Sensing in a flash how immediate
the “over” is when we finally get to it,
absolutely an ineluctable end of the track
with no going back.

3 comments:

Gordon Mason said...

So much power in one word.

Jim Murdoch said...

I particularly enjoyed the use of the word "ineluctable" here, one of those 'big' words we feel we need to pause a second before saying just in case we mispronounce it but exactly the kind of word a teacher or professor might be prone to use.

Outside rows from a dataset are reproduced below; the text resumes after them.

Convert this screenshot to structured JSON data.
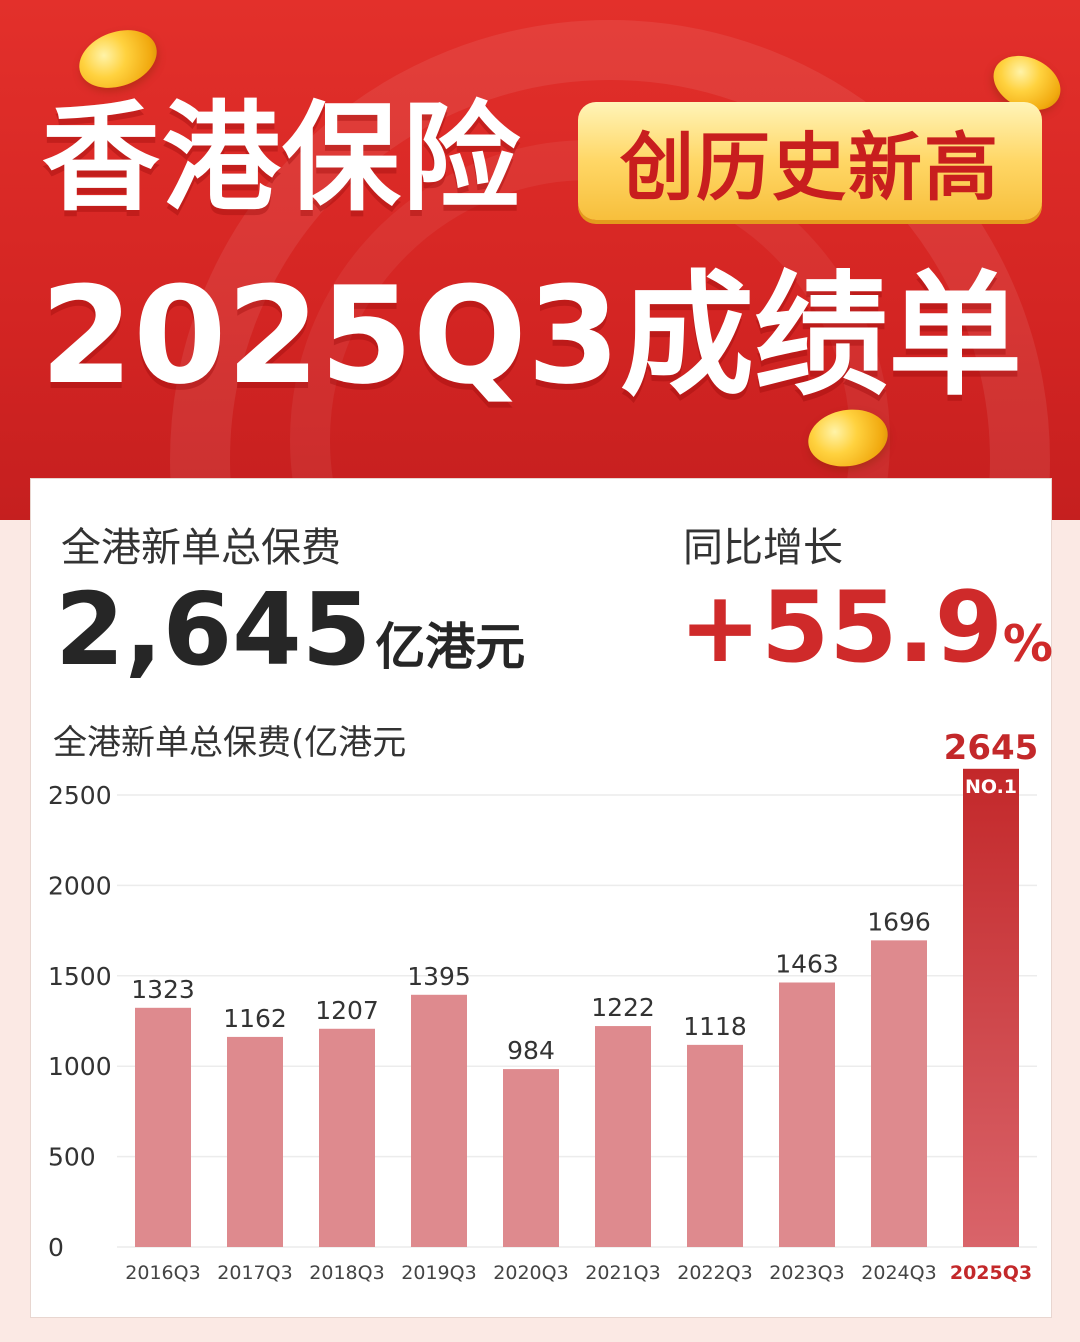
{
  "header": {
    "title_line1": "香港保险",
    "badge": "创历史新高",
    "title_line2": "2025Q3成绩单"
  },
  "summary": {
    "total_label": "全港新单总保费",
    "total_value": "2,645",
    "total_unit": "亿港元",
    "growth_label": "同比增长",
    "growth_value": "+55.9",
    "growth_unit": "%"
  },
  "colors": {
    "bar": "#de8a8e",
    "highlight": "#c3282a"
  },
  "chart_data": {
    "type": "bar",
    "title": "全港新单总保费(亿港元",
    "categories": [
      "2016Q3",
      "2017Q3",
      "2018Q3",
      "2019Q3",
      "2020Q3",
      "2021Q3",
      "2022Q3",
      "2023Q3",
      "2024Q3",
      "2025Q3"
    ],
    "values": [
      1323,
      1162,
      1207,
      1395,
      984,
      1222,
      1118,
      1463,
      1696,
      2645
    ],
    "ylim": [
      0,
      2500
    ],
    "yticks": [
      0,
      500,
      1000,
      1500,
      2000,
      2500
    ],
    "grid": true,
    "highlight_index": 9,
    "highlight_badge": "NO.1"
  }
}
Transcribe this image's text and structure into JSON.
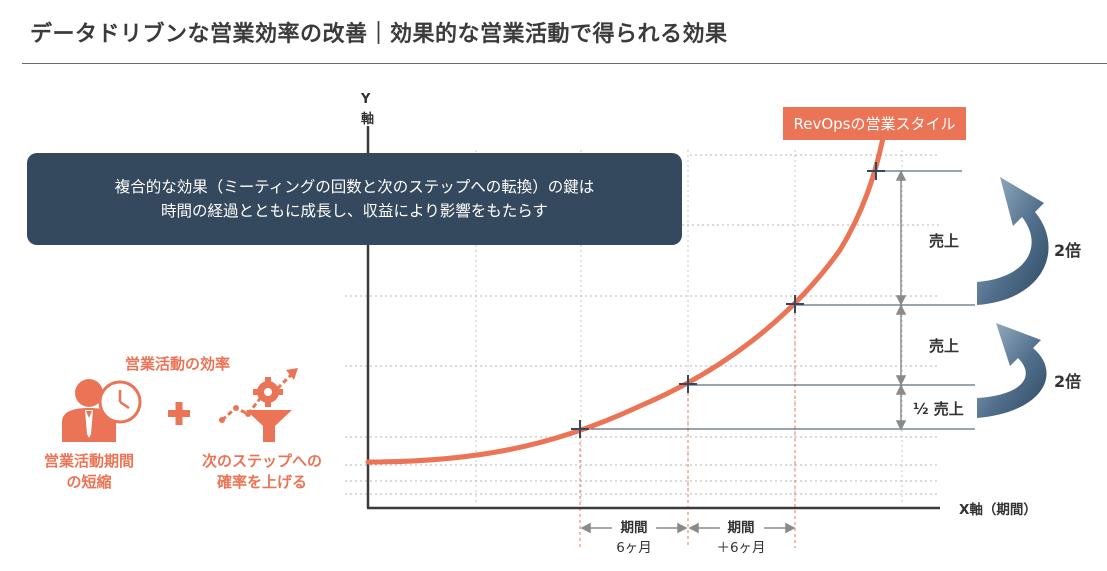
{
  "title": "データドリブンな営業効率の改善｜効果的な営業活動で得られる効果",
  "callout": {
    "line1": "複合的な効果（ミーティングの回数と次のステップへの転換）の鍵は",
    "line2": "時間の経過とともに成長し、収益により影響をもたらす"
  },
  "curve_tag": "RevOpsの営業スタイル",
  "axes": {
    "y_label_top": "Y",
    "y_label_bottom": "軸",
    "x_label": "X軸（期間）"
  },
  "increments": {
    "sales_upper": "売上",
    "sales_middle": "売上",
    "sales_half": "½ 売上"
  },
  "multipliers": {
    "upper": "2倍",
    "lower": "2倍"
  },
  "periods": [
    {
      "head": "期間",
      "value": "6ヶ月"
    },
    {
      "head": "期間",
      "value": "＋6ヶ月"
    }
  ],
  "efficiency": {
    "title": "営業活動の効率",
    "item1_line1": "営業活動期間",
    "item1_line2": "の短縮",
    "item2_line1": "次のステップへの",
    "item2_line2": "確率を上げる"
  },
  "colors": {
    "accent": "#ec7456",
    "navy": "#34495e",
    "arrow": "#4a6580"
  },
  "icons": [
    "businessman-clock-icon",
    "plus-icon",
    "funnel-gear-growth-icon"
  ]
}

Tommaso Gervasutti said...

Thank you very much Gordon and Jim.

Jim, it's almost impossible to well explain the Italian final exam's horizon, they are for me hard days, I can do very little for the students and I must deal essentially with colleagues, sitting at a long table with them for at least five hours every morning and listening to their questions ( about subjects like Maths I know nothing about -or Philosophy and Physics- and I am not interested in ) waiting for my turn, five minutes or so every hour. Infinite boredom. Probably the adjective "ineluctable" was born as a feeling in this ill- fated "milieu".
I have always felt an irony what these exams to eighteen year old students have been called for years in Italian: Esami di Maturità. Maturity Exams. I would call them, from the teachers' and students' point of view, Endurance Exams! Fifty minutes to one hour for each student! On six subjects, one after the other with also a change of language at a point! Schizofrenia. Pure nonsense. But it's the law.